Das ging jeden Tag so, bis wir einmal abkamen von der Spur. Um Arif zu treffen. Arif ist Steuerberater. Er hatte nichts mit Heuhaufen zu tun. Und das irritierte mich. Auch dass ich meine Kamera nicht mitnehmen sollte, als wir aus Nassrs Auto ausstiegen. Also tranken wir Kaffee in Peja. Nassr, Lala, Arif und ich. Arif war tief gerührt, Lala zu sehen. Es war, als brächte sie ihm etwas, das lange, lange zugedeckt war.
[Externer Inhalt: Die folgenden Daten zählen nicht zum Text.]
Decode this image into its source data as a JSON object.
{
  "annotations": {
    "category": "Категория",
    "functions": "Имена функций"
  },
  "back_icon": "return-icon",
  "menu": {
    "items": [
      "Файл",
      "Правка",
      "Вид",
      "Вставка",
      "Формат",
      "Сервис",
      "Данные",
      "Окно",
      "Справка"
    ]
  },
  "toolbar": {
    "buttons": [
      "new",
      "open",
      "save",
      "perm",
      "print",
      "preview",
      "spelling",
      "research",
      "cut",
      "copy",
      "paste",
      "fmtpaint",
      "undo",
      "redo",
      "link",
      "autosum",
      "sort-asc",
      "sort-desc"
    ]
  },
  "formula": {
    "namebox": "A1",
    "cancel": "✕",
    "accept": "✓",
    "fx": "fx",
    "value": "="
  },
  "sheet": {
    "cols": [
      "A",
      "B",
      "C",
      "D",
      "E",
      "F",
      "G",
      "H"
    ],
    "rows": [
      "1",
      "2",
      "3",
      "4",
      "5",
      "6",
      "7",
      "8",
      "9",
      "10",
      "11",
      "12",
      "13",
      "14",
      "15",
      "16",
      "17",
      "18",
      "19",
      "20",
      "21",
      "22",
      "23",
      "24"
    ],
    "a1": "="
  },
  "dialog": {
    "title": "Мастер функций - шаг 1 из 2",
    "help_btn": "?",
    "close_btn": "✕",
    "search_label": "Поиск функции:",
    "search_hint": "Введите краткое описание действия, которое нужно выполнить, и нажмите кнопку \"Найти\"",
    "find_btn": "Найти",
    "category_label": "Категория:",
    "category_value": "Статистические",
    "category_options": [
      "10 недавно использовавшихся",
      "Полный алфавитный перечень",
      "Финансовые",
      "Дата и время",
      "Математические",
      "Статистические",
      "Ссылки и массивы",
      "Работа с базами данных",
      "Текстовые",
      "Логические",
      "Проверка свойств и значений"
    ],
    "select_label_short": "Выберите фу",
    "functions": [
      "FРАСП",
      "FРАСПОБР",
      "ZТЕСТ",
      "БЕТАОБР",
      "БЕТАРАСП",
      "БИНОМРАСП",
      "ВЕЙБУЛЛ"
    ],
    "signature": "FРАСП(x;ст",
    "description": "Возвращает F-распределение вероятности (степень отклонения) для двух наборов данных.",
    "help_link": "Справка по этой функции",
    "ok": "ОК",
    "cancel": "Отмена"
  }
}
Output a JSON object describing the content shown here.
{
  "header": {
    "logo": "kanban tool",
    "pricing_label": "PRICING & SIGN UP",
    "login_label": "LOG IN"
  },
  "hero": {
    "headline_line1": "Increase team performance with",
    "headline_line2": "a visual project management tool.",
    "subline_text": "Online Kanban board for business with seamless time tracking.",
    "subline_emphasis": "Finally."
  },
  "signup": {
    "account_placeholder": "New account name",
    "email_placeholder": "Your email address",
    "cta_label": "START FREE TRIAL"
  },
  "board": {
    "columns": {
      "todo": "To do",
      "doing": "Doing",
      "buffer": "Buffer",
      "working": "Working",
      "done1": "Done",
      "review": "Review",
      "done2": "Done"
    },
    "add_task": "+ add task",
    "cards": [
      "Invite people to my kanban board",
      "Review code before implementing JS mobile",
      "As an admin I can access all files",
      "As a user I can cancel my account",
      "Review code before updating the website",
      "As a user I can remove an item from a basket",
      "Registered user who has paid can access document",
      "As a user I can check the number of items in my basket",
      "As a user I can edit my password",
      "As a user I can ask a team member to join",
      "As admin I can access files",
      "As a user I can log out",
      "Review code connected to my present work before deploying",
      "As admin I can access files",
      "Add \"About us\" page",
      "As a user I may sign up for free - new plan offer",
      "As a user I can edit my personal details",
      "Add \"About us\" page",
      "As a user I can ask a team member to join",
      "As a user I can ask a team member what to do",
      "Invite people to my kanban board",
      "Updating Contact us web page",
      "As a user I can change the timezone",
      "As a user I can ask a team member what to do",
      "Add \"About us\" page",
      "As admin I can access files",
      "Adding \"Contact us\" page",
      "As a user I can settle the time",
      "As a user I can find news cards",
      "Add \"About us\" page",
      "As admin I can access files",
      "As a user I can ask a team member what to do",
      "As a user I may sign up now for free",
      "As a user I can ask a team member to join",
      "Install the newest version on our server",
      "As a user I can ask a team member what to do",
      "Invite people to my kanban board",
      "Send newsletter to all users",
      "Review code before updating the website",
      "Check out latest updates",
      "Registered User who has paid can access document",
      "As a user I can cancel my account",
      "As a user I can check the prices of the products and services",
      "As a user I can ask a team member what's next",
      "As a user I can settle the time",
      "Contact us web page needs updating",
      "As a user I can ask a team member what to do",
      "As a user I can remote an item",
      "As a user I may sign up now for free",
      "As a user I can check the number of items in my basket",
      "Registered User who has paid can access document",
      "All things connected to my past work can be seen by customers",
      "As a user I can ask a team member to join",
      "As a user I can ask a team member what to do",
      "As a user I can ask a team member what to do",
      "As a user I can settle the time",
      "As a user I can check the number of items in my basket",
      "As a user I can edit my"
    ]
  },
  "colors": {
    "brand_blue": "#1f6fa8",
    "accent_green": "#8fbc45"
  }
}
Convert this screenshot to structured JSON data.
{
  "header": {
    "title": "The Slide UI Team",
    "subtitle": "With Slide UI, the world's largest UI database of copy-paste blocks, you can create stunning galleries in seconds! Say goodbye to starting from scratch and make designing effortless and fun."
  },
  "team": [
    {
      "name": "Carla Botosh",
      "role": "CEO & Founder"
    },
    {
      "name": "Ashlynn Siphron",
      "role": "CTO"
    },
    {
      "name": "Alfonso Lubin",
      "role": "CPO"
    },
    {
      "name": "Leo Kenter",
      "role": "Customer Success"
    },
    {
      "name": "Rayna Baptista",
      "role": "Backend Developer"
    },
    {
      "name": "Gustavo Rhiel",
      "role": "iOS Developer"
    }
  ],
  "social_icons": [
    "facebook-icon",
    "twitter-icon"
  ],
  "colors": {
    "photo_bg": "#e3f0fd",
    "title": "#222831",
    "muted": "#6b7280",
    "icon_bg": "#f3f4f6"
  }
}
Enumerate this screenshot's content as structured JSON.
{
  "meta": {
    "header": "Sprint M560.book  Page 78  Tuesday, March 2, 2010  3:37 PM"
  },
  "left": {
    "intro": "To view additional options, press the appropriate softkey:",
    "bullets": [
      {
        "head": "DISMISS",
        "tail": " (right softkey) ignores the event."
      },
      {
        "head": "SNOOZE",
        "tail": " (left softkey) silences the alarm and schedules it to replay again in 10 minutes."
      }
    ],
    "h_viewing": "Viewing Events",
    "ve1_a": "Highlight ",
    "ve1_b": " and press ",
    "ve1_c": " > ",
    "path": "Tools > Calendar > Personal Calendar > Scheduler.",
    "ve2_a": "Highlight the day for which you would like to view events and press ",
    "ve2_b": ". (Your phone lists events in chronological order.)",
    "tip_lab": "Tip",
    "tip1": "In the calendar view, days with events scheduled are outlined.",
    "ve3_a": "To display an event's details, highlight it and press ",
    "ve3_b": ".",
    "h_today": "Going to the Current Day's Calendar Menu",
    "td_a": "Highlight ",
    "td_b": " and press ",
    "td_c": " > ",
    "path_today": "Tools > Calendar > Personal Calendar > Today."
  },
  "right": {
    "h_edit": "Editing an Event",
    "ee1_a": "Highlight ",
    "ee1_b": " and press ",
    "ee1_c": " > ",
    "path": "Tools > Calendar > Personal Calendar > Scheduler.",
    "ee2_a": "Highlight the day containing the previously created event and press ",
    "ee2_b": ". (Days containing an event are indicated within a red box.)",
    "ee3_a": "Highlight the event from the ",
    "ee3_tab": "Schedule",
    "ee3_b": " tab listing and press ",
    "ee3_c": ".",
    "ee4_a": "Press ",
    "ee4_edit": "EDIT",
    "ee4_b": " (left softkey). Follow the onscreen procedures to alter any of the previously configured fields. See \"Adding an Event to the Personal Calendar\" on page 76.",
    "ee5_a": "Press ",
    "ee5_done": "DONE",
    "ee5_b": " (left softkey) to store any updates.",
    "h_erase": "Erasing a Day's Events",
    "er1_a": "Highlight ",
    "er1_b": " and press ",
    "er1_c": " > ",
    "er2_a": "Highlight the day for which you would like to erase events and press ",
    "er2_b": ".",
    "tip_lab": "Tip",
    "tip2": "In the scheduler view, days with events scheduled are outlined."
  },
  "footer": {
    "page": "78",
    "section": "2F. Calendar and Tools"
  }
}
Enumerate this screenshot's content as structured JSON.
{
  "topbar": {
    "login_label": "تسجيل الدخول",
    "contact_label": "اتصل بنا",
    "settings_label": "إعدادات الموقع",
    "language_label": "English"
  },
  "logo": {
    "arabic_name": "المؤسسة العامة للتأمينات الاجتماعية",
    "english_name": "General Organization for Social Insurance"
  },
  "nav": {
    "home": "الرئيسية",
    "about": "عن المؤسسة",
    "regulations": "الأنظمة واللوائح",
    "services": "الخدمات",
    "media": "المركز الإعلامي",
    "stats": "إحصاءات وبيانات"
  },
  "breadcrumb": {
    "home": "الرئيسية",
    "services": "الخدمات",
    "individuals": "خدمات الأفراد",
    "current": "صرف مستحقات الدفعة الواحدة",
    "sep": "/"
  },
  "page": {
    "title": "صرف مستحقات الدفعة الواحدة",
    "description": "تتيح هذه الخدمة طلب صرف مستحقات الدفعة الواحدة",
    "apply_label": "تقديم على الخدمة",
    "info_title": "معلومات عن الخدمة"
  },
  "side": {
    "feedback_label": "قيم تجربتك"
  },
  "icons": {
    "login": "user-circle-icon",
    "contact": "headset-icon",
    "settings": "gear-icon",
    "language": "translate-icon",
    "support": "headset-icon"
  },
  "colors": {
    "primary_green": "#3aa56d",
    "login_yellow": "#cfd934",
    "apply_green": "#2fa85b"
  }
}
Wir fuhren auf ein matschiges Feld, eine Müllkippe, und Lala und Arif waren tief in ihren Erinnerungen, die auf diesem Platz spielten zu Beginn der 90er Jahre. Ich glaube, Arif weinte ein bisschen. Und Lala brachte ihm Stück für Stück einen Teil seines Lebens zurück, in Bildern, die sie damals gemacht hatte, als sie auf der Suche war nach Heuhaufen und plötzlich Arif fand und die anderen. Hier auf diesem Feld haben sie sich einst versöhnt, die Mörder und ihre Opfer, die Verfechter der Blutfehde, die einander killten – Auge um Auge, Blut für Blut. Hier trafen sie sich zu Tausenden, in Massen, um einander zu verzeihen, Versöhnung zu feiern – unter Zeugen, per Handschlag, für jetzt und alle Ewigkeit, um dem sinnlosen Blutvergießen ein Ende zu bereiten.

Arif war dabei damals.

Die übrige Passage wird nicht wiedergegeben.